The ground lug at the transformer bottom is meant for use with a dedicated ground rod when the transformer is installed up to 10 feet (3 meters) above ground. If it is not practical for you to add a dedicated ground rod for an EFHW antenna, just omit that connection and ground the coax shield of the feed line to a  station ground, entry connector plate, or dedicated ground rod with pass-thru SO239 or with lightning arrestor at the entrance to the home/radio room. The grounding of all coaxial cable shields at the entrance to the home is required by National Electrical Code NEC 810

Also, do not listen to internet “experts” saying that some form of hanging counterpoise wire of 0.05 wavelength should be added to the ground connection of the transformer box. It is useless and all you need is to provide good grounding of the coaxial cable shield anywhere along the line between the transformer and entrance of the cable to your home.

The EFHW antenna will work without any grounding too but it is recommended for protection of your equipment.

As original article of an inventor Josef Fuchs, published in July 1928 QST magazine says this:

The unilateral connection of the aerial to an intermediate circuit as seen in Fig.1 has the advantage of working without ground or counterpoise…”

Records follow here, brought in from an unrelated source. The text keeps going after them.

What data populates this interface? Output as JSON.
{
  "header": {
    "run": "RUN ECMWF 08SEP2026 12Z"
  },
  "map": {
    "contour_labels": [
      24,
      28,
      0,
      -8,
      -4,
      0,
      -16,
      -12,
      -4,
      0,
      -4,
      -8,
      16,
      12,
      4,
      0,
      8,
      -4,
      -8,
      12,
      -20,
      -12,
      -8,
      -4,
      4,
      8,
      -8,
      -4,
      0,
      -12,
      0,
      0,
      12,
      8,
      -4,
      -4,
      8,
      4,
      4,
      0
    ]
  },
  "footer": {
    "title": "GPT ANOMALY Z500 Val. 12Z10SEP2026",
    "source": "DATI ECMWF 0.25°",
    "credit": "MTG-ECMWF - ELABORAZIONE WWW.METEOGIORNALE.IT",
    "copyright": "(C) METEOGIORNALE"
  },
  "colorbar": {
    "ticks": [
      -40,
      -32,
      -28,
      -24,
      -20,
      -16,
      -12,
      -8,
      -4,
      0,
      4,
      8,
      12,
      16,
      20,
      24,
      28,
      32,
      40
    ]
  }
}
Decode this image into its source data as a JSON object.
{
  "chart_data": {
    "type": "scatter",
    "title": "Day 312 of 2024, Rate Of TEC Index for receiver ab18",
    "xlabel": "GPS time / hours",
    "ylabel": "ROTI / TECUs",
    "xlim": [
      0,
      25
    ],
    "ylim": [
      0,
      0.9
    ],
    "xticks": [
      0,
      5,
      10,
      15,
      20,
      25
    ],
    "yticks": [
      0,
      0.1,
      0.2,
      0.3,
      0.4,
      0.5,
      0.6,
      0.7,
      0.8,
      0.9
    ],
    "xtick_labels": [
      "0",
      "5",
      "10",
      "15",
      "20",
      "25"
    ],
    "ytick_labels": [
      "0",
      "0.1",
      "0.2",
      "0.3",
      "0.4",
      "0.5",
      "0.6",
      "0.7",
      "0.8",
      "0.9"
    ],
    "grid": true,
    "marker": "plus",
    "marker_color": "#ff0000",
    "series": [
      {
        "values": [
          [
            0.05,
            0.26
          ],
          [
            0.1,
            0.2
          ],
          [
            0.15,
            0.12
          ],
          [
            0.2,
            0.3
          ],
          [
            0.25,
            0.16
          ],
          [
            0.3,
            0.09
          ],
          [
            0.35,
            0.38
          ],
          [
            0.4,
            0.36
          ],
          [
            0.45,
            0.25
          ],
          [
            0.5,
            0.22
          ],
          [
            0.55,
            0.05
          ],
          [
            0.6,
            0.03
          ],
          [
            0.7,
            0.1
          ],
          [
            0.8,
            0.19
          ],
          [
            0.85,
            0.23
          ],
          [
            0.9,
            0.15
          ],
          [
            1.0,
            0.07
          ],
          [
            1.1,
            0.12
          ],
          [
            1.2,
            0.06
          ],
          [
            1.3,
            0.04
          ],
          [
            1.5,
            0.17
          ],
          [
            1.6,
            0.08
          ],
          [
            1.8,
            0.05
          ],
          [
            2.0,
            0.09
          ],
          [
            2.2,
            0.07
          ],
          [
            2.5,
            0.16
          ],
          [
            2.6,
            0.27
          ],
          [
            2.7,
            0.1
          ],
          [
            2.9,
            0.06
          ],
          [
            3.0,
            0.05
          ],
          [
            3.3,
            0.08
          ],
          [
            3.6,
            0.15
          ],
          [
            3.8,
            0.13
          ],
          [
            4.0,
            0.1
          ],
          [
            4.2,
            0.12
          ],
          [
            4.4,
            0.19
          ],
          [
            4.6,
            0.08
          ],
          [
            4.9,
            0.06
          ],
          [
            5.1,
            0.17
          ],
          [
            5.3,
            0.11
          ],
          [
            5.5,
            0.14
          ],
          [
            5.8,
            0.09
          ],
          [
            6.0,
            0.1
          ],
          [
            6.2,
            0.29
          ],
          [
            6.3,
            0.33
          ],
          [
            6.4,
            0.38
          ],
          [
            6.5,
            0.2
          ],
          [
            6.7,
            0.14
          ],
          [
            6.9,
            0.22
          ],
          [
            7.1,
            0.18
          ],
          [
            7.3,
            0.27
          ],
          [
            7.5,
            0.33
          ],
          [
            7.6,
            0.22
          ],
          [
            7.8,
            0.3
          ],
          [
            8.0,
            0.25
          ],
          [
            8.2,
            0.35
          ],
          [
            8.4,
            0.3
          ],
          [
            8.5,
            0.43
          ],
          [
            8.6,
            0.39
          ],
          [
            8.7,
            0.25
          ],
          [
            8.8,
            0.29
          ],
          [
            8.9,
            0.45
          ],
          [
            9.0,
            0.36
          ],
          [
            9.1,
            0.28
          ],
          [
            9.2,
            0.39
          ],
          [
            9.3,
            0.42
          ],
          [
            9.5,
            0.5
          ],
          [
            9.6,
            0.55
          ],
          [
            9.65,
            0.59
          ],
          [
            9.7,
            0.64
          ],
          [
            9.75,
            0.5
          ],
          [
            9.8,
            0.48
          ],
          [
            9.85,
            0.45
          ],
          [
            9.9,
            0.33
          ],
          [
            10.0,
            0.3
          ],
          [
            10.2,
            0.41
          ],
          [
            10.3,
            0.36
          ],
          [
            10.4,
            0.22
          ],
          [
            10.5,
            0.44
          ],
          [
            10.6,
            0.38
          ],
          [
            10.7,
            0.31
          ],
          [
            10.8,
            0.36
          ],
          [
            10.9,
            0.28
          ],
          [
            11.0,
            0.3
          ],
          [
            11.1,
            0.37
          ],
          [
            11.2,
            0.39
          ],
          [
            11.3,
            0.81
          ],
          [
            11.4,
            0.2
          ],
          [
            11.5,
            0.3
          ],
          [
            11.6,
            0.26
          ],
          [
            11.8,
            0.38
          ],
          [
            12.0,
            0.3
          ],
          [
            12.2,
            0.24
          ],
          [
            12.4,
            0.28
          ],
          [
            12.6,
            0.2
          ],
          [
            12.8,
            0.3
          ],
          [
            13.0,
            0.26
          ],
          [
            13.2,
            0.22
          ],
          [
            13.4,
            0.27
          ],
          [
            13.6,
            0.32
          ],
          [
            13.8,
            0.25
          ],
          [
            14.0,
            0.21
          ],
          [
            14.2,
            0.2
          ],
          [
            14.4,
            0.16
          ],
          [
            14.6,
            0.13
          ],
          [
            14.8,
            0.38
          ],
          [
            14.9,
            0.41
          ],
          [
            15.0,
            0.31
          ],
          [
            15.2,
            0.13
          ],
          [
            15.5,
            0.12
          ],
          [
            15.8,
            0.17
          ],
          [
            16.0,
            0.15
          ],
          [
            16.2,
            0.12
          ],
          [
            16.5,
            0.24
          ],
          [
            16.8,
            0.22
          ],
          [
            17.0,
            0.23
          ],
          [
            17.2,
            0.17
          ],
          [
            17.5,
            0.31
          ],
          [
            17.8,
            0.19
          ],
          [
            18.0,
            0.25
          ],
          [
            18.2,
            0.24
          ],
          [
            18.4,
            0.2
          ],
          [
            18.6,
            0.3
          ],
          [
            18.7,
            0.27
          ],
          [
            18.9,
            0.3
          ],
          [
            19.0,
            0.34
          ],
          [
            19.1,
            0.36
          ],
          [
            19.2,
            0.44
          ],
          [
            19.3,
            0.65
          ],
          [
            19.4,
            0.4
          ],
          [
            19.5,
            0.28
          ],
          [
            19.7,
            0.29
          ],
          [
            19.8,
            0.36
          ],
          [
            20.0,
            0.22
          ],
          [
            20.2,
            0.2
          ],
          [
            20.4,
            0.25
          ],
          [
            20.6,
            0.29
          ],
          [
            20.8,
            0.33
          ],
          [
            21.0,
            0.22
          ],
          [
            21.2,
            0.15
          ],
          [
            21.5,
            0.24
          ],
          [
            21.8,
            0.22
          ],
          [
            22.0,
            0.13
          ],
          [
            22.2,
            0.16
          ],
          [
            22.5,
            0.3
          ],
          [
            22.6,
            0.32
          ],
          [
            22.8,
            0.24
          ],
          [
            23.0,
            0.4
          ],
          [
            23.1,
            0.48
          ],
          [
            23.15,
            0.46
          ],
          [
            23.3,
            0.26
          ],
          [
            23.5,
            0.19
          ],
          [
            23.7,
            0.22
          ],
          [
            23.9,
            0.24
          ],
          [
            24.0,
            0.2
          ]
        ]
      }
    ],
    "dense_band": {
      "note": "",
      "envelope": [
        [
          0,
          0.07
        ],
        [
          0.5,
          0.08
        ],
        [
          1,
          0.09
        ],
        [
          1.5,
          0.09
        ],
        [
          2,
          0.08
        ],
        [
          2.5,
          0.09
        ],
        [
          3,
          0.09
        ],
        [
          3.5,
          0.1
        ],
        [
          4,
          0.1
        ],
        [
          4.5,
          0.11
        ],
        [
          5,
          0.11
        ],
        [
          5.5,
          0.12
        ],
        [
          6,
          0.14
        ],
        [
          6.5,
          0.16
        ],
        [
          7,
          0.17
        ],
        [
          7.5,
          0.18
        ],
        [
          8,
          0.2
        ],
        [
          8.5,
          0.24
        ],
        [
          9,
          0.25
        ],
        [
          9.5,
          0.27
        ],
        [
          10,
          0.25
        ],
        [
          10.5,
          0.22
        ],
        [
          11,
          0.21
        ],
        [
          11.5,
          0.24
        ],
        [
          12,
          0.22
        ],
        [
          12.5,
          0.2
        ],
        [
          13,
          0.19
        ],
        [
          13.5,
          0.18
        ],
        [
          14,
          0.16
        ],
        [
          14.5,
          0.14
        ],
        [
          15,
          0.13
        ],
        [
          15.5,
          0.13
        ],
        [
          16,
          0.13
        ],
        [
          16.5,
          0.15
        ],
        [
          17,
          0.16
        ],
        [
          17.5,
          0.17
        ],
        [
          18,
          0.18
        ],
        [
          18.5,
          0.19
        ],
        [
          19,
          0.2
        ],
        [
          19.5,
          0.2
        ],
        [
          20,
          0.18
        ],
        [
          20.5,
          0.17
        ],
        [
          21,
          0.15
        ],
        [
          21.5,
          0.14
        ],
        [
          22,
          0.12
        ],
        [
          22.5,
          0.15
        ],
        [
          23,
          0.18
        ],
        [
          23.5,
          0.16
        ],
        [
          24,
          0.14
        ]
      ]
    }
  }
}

No,  the transformer itself has enough common mode isolation impedance (5000-19000 Ohms) so an additional choke might have an impact on the transformer’s primary winding and make an impact on antenna tuning.  We do not recommend any chokes at the feed point especially coiled coax chokes which actually might increase common mode currents on any antenna feedline. But we strongly suggest installing the CMC at the entrance of your cable to the home in order to prevent any induced RF or common-mode noise signals to enter the home and interfere with your station and appliances. Note that all cables entering homes must be grounded before entering the home and CMC should be installed between that grounding point and the antenna. See Grounding links in our tech library.

No, You can use any length of 50 Ohms Coaxial cables such as RG8x, RG8, RG213, LMR-400, DXE-400Max or similar. The feedline length does not change the electrical length of the antenna nor change the resonant points of the antenna. The minimum SWR points remain on the same frequency regardless of feedline length.